In the last twenty years, medical research has started to explore the pharmacological effects of saffron with interesting results. Initial research indicates potential antidepressant, anti-inflammatory, antioxidant, anticancer, and immune balancing properties (Moshiri 2015).
Depression and Anxiety
Probably one of the most well-studied benefits of saffron is for depression. A review in 2014 concluded that saffron had large beneficial treatment effects and was comparable to standard antidepressant medication. The review concluded that saffron may work through enhancing the neurotransmitter serotonin, along with anti-inflammatory, antioxidant and neuroprotective mechanisms (Lopresti 2014).
Another more recent review showed that saffron has efficacy in treating both depression and anxiety. In addition, saffron worked for mood and anxiety symptoms associated with premenstrual syndrome. Some of the included studies used flower petal extracts rather than threads which are cheaper and still appear to be clinically effective (Yeung 2018). They also state that side effects appear to be lower with saffron than standard drugs, but more research is necessary to fully understand the effects.
Other research is starting to indicate saffron may have benefits for allergic asthma. Two recent human trials showed improvement in asthma with saffron (Zilaee 2019, Hosseini 2018). In mice, constituents of saffron were also shown to help control the allergic cascade (Yosri 2017, Xiong 2015).

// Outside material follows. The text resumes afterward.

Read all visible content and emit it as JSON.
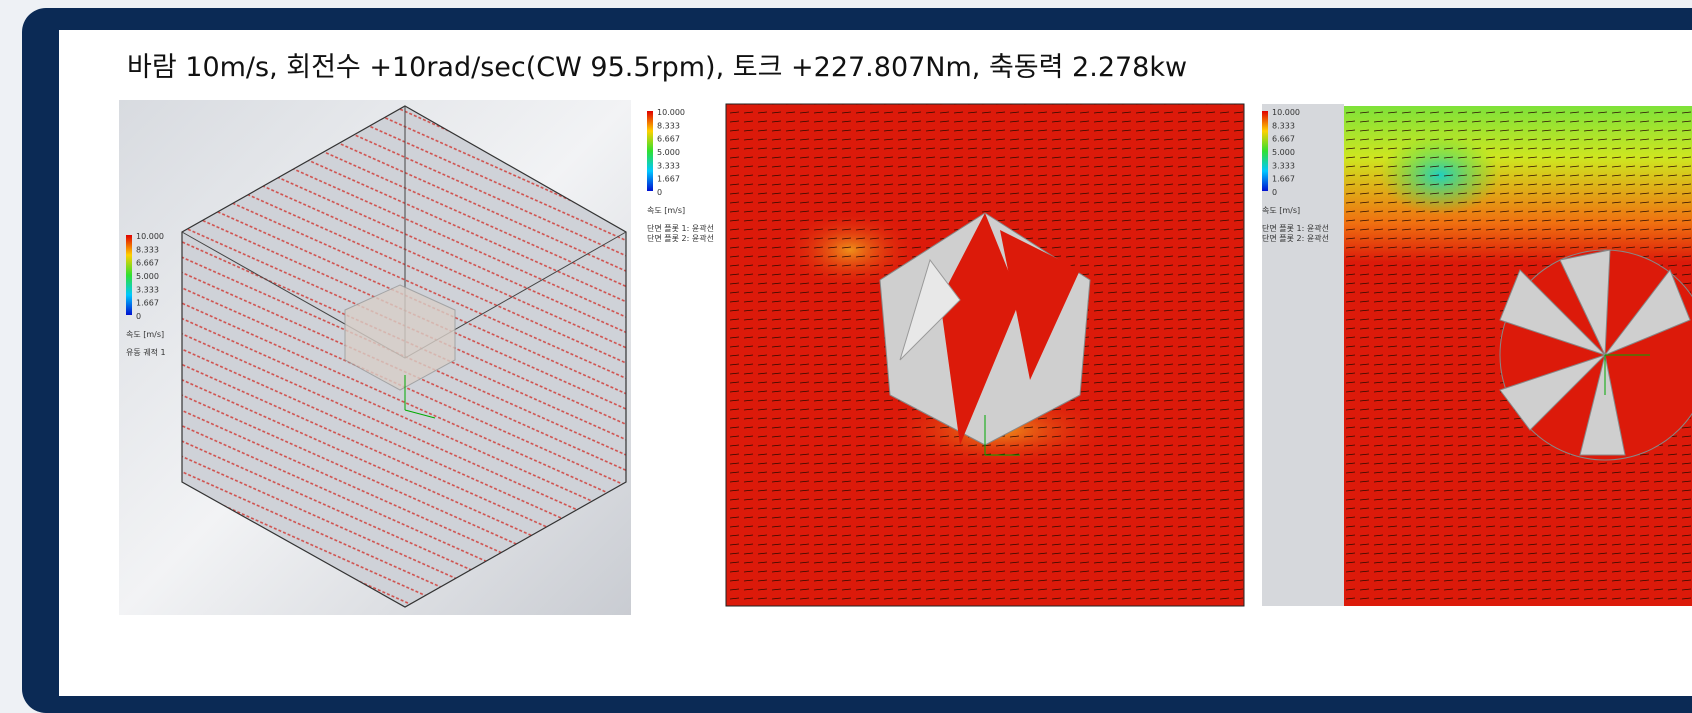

Saffron also appears to have neuroprotective effects. A clinical trial on patients with mild cognitive impairment showed improvements with saffron, while the control group had worsening impairment (Tsolaki 2016). Another trial of moderate to severe patients with Alzheimer’s dementia showed that saffron was as effective as the standard drug memantine in reducing cognitive decline (Farokhnia 2014). A study in mild to moderate Alzheimer’s showed saffron worked better than placebo at improving cognitive function (Akhondzadeh 2010) and saffron was compared to another standard Alzheimer’s drug, donepezil and worked as well in mild to moderate Alzheimer’s disease (Akhondzadeh 2010).

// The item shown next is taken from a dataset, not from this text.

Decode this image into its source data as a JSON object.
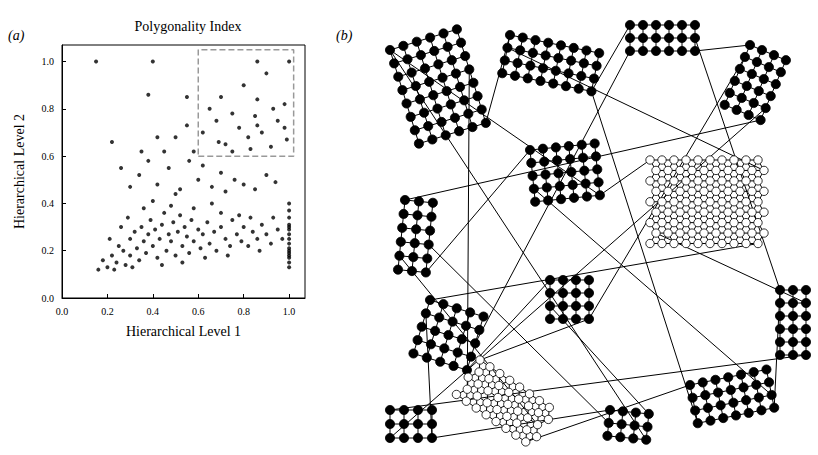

There’s also enough research to consider saffron a potential option for erectile dysfunction. In a systematic review of published research, all categories of sexual function increased significantly with saffron, although we still need more research on the effects of saffron on semen quality as initial data was mixed (Maleki-Saghooni 2018).
Women may also benefit from saffron for sexual health. A group of women struggling with severe depression and sexual dysfunction that were on standard medication were treated with saffron and had statistically significant improvement in arousal and lubrication with decreases in pain during sexual activity (Kashani 2012).
Saffron may have benefits for eye health, with a number of studies showing improvements in macular degeneration and some initial data suggesting decreased eye pressure in glaucoma (Heitmar 2019). Some evidence is starting to suggest that saffron may also help with diabetic related eye disease (Sepahi 2018).
There’s been a lot of talk about saffron as a potential weight loss aid. Animal research suggests that saffron may have some benefits for weight loss, although compared to other uses, the human trial data is not great. Currently, it appears that saffron helps reduce lipids, lower blood sugar and insulin, along with potentially decreasing appetite which long term may impact weight (Mashmoul 2013). Studies that tracked weight loss directly in subjects on saffron were of low quality and only showed a trend towards weight loss that was not significant (Rahmani 2019). While weight loss is an interesting potential use of saffron, I’d really like to see long-term placebo controlled trials documenting significant results before recommending it.
Saffron is a revered spice and herb that has been used clinically for thousands of years. With the recent increase in research studies exploring its effects, it may soon have a place in helping to treat a number of common health conditions.